When a US-trained former paratrooper, Raul Cruz Leon, arrived in Cuba last August the Salvadoran citizen's baggage allegedly contained deadly C-4 explosives and a list of Cuban tourist resorts.
On September 4th, four bombs went off in a single day, killing an Italian-born tourist and damaging Cuba's most vital source of foreign currency. The trail led directly to Cruz Leon, who has since confessed his part in planting the bombs, claiming he received $4,500 per bomb from a group of US-based Cuban exiles.
In the same month, 74 signatories of the Biological Weapons Convention began an investigation into Cuban allegations that a US government plane sprayed a substance over western Cuba in October 1996. Within two months crop-eating insects had appeared, severely damaging local crops.
"There was a flight on the date alleged," said Ian Soutar, British delegate to the investigation. "There was also, regrettably, a considerable infestation in the territory of Cuba." The tribunal will deliver its results on December 31st and any sanctions will be decided by the UN Security Council. The Clinton administration has rejected the allegations as "outrageous".
Ever since Fidel Castro's rebel army marched triumphantly into Havana on January 1st, 1959, successive US governments have rejected Cuban overtures towards peaceful coexistence and supported radical and often illegal measures to strangle the revolution.
Just 33 days after the revolution began, a US citizen was arrested after flying a small plane into Cuba to assassinate Castro.
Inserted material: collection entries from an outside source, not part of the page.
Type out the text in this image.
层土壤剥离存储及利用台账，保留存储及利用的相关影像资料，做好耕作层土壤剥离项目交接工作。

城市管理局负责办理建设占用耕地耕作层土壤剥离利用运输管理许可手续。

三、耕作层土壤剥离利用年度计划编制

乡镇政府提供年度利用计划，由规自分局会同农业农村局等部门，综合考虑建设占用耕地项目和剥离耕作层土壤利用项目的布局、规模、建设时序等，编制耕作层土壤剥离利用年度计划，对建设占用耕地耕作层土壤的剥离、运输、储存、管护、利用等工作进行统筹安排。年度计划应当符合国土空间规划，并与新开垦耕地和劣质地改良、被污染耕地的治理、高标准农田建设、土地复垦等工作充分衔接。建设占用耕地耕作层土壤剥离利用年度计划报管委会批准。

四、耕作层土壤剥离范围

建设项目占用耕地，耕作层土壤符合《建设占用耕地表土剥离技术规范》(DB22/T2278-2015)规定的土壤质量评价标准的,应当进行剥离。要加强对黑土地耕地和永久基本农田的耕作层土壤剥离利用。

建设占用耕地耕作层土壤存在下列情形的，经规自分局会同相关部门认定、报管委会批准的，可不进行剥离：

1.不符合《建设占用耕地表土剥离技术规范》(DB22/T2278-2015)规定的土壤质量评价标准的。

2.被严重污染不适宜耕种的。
Back then 75 per cent of the island's arable land was in foreign hands. Castro signed an agrarian reform law limiting land ownership and the US government began planning in earnest to end the revolution.
In October 1959 an air raid launched on Havana killed two people and injured 45. The next day a passenger train was machine-gunned from the air, followed by incendiary bombs which burned 10 tons of sugar cane. Castro organised a citizens' militia while the US planned a full-scale invasion. The UN General Assembly rejected Cuban demands to debate the invasion.
James Wadsworth, US ambassador to the UN, dismissed Cuban charges as "monstrous distortions and downright falsehoods".
The CIA launched Operation Mongoose in 1961, financing schemes to eliminate Castro. One plan was to send the Cuban leader a gift of a diving suit with a fungus to cause chronic skin disease and a bacillus in the breathing apparatus to cause tuberculosis. In 1975 the US Senate Select Committee on Assassinations took testimony from participants in the programme
On April 17th, 1961, the US invasion began, but Castro's militia defeated the attackers within 72 hours with over 1,000 prisoners taken. Between them they had previously owned 90,000 acres of land, 9,666 houses, 70 factories, five mines, two banks and 10 sugar mills.
In October 1962 the Cuban missile crisis began. President Kennedy ordered a naval blockade of the island until Soviet missile sites were dismantled. The Soviets agreed to dismantle the missiles in return for US guarantees that no further invasion would be attempted. Cuba then released 1,113 Bay of Pigs invaders in return for $53 million.
The US imposed a trade embargo on Cuba in 1964, "to make it plain to the people of Cuba that Castro's regime cannot serve their interests". The US Secretary of State, Dean Rusk, was upset when Britain sold 450 buses to Cuba which "would almost double the public transport of Havana".
Unable to get a foothold within Cuba, where increased public transport, free housing, health and education ensured substantial support for Castro's regime, his opponents looked for softer targets abroad.
The offshore campaign included a bazooka attack on the UN General Assembly building in New York to protest at Che Guevara's presence, car bombs in Miami and the blowing up of a commercial Cuban passenger jet in 1976, killing all 73 people aboard.
The US isolated Cuba, swapping votes against Cuba in international forums for political and economic support to repressive regimes, including Haiti's Papa Doc.
Since the 1980s the US government has focused on electronic invasion, spending millions of dollars on Radio Marti and TV Marti, powerful satellite stations which beam 24-hour anti-Castro news programmes into the island.
Every year the UN General Assembly votes for an end to the US-imposed trade embargo, which lately has left Cuban hospitals without life-saving equipment and medicines. Last year's vote saw 137 countries vote to end the embargo with just three votes against, from the US, Israel and Uzbekistan.
The Clinton administration has tightened the trade embargo by approving the Helms-Burton Law, an extra-territorial measure which punishes non-US companies for trading with Cuba, a measure which violates international law.
The island has survived this remarkable assault but the cost is increasing, as tourism, foreign investment and other currency earners struggle to maintain the equal distribution of scarcity which has kept living standards above average in the region.